Italie : L’Ivoirien Aboubakar Soumahoro, l’une des figures de la gauche transalpine, victime de racisme à Rome

Le militant d’origine ivoirienne, débarqué en Italie à l’âge de 19 ans, défend les ouvriers agricoles migrants et dénonce le racisme prégnant dans la classe politique transalpine. De là à basculer dans la politique traditionnelle, en vue des prochaines élections ?

En quelques années, il s’est imposé comme l’un des anticorps les plus efficaces aux discours d’extrême droite qui prolifèrent sur la scène politique italienne. Sur les réseaux sociaux comme dans les médias traditionnels, Aboubakar Soumahoro, 41 ans, ne cesse de dénoncer les conditions de travail inhumaines de nombre d’ouvriers agricoles, des braccianti, en particulier dans le sud de l’Italie. Au point d’être devenu l’une des figures de la gauche transalpine. Le syndicaliste et fondateur de la Ligue des Travailleurs agricoles a été victime de racisme de la part d’un chauffeur de taxi.

Encore un épisode de racisme dans l’Italie de 2022. Elle a été dénoncée par Aboubakar Soumahoro, le syndicaliste qui lutte depuis des années contre le “caporalato” et œuvre pour la protection des travailleurs et de tous les migrants. Il y a quelques jours, le syndicaliste et militant a dénoncé un épisode désagréable qui s’est déroulé à Rome le soir du 20 mai. Un chauffeur de taxi a refusé de le laisser monter dans son taxi. Le militant a souligné que, bien que ce soit son tour et qu’il fasse régulièrement la queue comme les autres à la station de taxi de la gare Termini à Rome, le chauffeur de taxi l’a délibérément empêché de monter dans son véhicule.

Ainsi, hier, Soumahoro a chargé l’avocate Alessandra Ballerini, déjà connue pour sa défense de la famille de Giulio Regeni, de déposer une plainte contre le chauffeur de taxi. Une dénonciation”, écrit Soumahoro, “qui représente également un acte consciencieux pour toutes les personnes qui sont victimes de discrimination dans l’invisibilité et l’indifférence.

La décision de dénoncer le chauffeur de taxi n’a pas été immédiate, l’activiste ayant attendu en vain des excuses. “J’ai pris cette décision après avoir attendu en vain pendant quatre jours un repentir et des excuses qui n’ont jamais été reçus de sa part. J’avais décidé de geler la plainte parce que je crois à la valeur du pardon et à la culture de la rééducation”.

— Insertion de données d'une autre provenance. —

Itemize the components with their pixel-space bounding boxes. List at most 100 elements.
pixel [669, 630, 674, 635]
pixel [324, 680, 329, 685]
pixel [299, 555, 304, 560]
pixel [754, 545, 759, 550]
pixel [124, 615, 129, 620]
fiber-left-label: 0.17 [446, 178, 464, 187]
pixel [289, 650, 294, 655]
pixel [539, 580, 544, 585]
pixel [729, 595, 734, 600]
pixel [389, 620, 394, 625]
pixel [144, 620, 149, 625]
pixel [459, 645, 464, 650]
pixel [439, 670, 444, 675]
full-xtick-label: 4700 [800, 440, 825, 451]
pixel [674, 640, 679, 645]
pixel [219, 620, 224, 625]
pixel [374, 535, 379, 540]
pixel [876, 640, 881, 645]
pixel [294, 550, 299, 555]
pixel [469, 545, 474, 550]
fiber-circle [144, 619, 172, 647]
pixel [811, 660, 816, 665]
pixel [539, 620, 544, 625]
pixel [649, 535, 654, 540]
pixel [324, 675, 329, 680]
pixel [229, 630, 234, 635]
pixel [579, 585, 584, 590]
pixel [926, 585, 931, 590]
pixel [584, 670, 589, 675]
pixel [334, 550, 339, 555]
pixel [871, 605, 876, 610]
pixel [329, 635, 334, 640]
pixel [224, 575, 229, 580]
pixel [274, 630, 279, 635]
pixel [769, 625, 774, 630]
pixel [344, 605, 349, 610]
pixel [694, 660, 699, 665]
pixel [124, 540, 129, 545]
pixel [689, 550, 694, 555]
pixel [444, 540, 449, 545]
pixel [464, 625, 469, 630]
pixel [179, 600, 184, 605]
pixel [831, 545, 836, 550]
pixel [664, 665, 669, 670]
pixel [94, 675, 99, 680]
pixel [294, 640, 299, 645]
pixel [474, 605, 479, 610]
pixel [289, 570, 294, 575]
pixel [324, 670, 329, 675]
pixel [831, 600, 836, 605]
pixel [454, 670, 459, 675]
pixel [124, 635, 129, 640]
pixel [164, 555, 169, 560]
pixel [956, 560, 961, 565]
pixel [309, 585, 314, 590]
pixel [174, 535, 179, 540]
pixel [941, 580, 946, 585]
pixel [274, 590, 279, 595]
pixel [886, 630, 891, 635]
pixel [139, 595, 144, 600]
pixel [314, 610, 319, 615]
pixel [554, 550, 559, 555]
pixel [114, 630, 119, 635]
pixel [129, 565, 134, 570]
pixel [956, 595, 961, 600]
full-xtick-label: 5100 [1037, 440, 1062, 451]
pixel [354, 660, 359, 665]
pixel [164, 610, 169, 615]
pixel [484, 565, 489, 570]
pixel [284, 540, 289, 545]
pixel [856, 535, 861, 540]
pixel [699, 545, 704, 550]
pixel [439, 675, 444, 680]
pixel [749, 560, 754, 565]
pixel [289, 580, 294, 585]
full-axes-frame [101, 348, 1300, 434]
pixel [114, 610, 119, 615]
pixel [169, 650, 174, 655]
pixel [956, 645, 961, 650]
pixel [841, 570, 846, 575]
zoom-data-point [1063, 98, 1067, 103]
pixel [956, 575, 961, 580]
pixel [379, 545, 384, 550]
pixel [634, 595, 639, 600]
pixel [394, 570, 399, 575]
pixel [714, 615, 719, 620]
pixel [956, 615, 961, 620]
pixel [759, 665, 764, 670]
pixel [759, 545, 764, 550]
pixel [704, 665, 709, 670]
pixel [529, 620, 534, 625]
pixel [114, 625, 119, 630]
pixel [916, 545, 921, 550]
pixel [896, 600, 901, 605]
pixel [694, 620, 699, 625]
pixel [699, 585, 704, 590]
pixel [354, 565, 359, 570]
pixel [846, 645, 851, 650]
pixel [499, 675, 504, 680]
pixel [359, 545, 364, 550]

Cependant, cela ne s’est pas produit. Le chauffeur de taxi, après qu’Aboubakar se soit plaint de son mauvais comportement, considérant que d’autres passagers blancs étaient arrivés après lui, a dit : “Vous pouvez appeler qui vous voulez. Vous ne voyagez pas avec moi”. Une faute grave que le chauffeur de taxi devra contextualiser et expliquer au tribunal.

Parmi les nombreux internautes qui ont défendu le syndicaliste sur les médias sociaux, on trouve Carlo Verdelli, rédacteur en chef d’Oggi. “Il a la peau noire. Il fait pour monter dans un taxi à Rome. Tu ne voyages pas avec moi. Comme Aboubakar, la voix de l’invisible, est un homme gentil, il attend des jours pour recevoir des excuses. Rien. Maintenant la plainte, faite par Alessandra Ballerini, l’avocat de Regeni. L’Italie des droits est une cause perdue”.